- Kategori
- Güncel
Anadolu’nun Delileri

Mercedes Kadir, bütün gün bu sopayla dolaşıyor. O bir araba... Plakası bile var..
Onlarca medeniyete ev sahipliği yapmış, medeniyetlerin üstüne yeni medeniyetler, devletlerin üstüne yeni devletlerin, yurtların üstüne yeni yurtların kurulduğu topraklardır bu topraklar… Dört mevsimi de bünyesinde barındıran, yeşille mavinin, sarı ile grinin de barındığı topraklardır bu topraklar.. Üç büyük dinin insanlarının yaşadığı topraklardır bu topraklar.. Rivayet de olsa peygamberlerin, azizlerin gelip geçtiği, Nuh’un bile gemisini demirlediği topraklardır bu topraklar… Ve bu topraklarda her çeşit, meyve, sebze yetişir de, her tipten, her modelden, her fikirden, her inançtan da insan yaşar… Binlerce yıl birbirlerine kin, nefret, öfke duymadan, birbiri ile savaşmadan yaşamış kadim bir insanlardır bu toprakların insanları..
Aslında, bu yazının konusu, barış, dostluk, kardeşlikti. O düşünce ile yazmaya başlamıştım ama sosyal medya hesabıma bir ileti düşünce, ilgimi çekti. O konudan yola çıkarak, biraz da ironi yaparak, farklı bir yazı yazmak istedim.. Konu size ilginç gelir mi bilmem, ancak yazıya renk vereceği kesin.

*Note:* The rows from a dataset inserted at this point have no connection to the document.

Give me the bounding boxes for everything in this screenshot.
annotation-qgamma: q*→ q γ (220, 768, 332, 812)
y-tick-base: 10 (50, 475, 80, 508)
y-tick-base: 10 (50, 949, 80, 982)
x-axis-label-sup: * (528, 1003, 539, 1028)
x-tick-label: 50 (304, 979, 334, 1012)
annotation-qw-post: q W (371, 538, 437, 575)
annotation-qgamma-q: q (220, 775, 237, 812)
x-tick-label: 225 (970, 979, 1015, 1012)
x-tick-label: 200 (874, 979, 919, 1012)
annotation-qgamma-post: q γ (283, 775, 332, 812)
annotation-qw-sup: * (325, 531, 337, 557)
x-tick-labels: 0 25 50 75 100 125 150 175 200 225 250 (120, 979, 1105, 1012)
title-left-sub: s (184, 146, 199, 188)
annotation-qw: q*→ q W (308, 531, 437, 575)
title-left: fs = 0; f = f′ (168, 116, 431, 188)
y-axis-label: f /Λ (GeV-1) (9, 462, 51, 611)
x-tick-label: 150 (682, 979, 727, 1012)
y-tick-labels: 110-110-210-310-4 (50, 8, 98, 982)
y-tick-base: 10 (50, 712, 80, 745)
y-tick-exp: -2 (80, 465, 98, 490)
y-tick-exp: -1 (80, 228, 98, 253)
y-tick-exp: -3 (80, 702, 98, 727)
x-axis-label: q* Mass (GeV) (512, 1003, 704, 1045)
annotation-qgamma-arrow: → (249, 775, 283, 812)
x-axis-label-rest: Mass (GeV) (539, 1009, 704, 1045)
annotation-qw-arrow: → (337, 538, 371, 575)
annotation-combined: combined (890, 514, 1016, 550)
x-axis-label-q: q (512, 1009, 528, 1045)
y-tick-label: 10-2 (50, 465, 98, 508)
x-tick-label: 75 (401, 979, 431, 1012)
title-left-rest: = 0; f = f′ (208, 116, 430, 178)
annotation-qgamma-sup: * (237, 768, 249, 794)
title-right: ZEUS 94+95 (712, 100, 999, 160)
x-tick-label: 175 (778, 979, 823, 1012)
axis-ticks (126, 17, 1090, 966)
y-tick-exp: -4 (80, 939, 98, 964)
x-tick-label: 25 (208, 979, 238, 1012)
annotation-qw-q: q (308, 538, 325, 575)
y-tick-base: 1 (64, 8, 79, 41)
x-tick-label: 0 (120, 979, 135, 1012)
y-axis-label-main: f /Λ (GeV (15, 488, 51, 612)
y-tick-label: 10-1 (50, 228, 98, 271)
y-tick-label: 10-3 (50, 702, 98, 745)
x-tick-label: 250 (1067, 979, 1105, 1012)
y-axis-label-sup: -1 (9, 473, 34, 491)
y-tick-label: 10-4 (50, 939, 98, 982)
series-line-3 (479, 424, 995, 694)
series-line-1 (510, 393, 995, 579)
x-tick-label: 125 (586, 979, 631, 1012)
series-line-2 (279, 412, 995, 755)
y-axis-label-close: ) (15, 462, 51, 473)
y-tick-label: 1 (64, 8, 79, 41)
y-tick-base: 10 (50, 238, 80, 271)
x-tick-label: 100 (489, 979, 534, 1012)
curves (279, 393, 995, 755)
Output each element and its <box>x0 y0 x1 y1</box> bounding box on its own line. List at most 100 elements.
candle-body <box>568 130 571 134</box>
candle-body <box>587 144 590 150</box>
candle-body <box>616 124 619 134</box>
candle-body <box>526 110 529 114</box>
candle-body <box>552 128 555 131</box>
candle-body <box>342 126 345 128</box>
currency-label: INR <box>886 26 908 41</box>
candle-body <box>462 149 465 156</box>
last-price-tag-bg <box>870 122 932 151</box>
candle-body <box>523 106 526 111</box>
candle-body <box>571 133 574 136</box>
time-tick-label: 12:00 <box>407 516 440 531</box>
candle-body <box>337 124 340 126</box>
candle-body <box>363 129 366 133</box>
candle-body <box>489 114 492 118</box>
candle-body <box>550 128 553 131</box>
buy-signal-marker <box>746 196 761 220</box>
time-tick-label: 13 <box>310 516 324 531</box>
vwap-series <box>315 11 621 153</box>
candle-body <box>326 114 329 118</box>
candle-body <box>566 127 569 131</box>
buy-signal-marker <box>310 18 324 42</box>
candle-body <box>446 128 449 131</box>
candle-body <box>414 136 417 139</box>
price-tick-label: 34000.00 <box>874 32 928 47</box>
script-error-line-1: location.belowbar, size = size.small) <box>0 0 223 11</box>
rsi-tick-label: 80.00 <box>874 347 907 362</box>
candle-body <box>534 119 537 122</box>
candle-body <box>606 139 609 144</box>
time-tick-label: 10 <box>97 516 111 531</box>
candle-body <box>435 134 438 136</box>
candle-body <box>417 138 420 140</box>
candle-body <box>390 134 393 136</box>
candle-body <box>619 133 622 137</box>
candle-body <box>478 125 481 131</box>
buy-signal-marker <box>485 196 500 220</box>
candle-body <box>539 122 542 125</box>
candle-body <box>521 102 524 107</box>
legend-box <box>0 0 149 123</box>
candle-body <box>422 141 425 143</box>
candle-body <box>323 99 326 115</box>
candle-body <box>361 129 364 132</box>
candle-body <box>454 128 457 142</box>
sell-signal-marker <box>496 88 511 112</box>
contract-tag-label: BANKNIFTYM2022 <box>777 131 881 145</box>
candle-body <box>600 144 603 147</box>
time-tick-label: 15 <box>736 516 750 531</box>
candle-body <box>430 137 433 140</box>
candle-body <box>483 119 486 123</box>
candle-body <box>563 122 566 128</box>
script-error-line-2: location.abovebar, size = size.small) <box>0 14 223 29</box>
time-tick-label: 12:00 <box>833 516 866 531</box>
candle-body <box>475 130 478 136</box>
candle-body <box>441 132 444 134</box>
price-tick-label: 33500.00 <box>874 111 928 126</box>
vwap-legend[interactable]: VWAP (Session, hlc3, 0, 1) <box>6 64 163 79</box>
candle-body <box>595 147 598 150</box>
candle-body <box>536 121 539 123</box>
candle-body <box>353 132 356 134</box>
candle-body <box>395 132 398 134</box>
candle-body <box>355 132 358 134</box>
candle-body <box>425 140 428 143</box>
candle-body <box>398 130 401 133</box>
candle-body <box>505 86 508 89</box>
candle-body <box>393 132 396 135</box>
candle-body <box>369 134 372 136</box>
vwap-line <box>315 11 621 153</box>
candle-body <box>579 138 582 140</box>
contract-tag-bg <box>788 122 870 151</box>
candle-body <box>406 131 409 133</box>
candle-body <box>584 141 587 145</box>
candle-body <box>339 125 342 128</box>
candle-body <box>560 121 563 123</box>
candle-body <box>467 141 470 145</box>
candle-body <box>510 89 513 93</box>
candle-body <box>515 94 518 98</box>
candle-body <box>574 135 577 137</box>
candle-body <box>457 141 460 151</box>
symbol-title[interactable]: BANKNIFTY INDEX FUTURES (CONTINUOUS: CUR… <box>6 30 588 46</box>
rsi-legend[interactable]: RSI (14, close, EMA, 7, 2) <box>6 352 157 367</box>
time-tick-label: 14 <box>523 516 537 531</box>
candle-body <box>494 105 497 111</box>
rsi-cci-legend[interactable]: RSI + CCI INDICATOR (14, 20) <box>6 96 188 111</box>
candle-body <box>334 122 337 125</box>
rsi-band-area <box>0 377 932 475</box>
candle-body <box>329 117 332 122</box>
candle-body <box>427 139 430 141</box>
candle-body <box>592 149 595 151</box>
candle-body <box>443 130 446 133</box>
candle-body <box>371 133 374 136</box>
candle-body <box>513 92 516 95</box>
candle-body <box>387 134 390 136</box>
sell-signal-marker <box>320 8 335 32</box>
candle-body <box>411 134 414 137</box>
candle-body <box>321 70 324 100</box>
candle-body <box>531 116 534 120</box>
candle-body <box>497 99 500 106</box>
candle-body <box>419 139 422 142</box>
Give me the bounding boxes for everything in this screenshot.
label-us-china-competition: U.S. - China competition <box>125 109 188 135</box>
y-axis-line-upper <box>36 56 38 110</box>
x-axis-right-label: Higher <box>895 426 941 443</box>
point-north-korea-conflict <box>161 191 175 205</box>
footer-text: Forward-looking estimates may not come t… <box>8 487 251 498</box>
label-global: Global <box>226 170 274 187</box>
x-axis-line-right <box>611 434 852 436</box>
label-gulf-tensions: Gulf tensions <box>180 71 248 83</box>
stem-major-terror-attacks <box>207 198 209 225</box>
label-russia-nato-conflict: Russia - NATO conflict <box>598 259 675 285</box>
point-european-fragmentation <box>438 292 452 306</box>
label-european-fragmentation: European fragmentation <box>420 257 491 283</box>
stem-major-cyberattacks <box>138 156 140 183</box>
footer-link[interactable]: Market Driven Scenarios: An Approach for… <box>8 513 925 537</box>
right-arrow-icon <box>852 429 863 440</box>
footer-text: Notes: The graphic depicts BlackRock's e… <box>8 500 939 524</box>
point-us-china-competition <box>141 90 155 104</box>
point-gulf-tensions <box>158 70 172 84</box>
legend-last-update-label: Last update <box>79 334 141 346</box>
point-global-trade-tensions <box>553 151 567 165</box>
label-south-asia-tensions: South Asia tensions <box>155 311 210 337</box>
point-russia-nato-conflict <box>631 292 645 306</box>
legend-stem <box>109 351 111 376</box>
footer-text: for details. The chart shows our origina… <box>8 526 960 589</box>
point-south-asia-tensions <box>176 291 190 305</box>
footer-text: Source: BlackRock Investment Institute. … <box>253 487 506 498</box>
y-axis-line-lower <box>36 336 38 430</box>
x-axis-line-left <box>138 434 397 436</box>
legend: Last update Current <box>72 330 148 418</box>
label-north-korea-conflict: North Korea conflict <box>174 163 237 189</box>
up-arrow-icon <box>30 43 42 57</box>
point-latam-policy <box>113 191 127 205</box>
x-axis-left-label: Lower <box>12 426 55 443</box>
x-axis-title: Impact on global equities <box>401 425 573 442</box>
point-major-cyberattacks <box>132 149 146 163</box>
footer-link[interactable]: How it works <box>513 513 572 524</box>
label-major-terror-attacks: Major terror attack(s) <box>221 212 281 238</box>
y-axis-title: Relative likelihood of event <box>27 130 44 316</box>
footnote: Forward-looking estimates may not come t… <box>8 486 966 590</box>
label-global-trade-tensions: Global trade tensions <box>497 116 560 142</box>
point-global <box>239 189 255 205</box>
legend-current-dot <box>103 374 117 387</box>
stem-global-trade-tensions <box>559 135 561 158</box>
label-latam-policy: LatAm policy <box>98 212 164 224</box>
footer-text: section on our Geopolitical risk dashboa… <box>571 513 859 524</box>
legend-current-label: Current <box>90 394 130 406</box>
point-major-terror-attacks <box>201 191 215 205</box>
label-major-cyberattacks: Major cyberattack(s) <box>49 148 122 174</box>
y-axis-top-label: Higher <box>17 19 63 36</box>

Nedir diye sormada hemen belirteyim, Anadolu’nun hemen hemen her yerinde görebileceğiniz delileri. Delilik, yöre halkının taktığı bir sıfat aslında. Çünkü, biz normal insanlara göre pek de normal olmayan davranışlar sergilerler. Ama özde ve derinde kim normal, kim anormal belli değildir.. Çünkü delilik ile dahilik arasında her zaman ince bir çizgi vardır.. Bu insanlar ne kadar yıpranmış, yıpratılmış, ötekileştirilmiş, örselenmiş olursa olsun, aslında bir gönül medeniyetinin hâlâ devam eden derin etkilerinin sımsıcak kavradığı insanlardır deliler..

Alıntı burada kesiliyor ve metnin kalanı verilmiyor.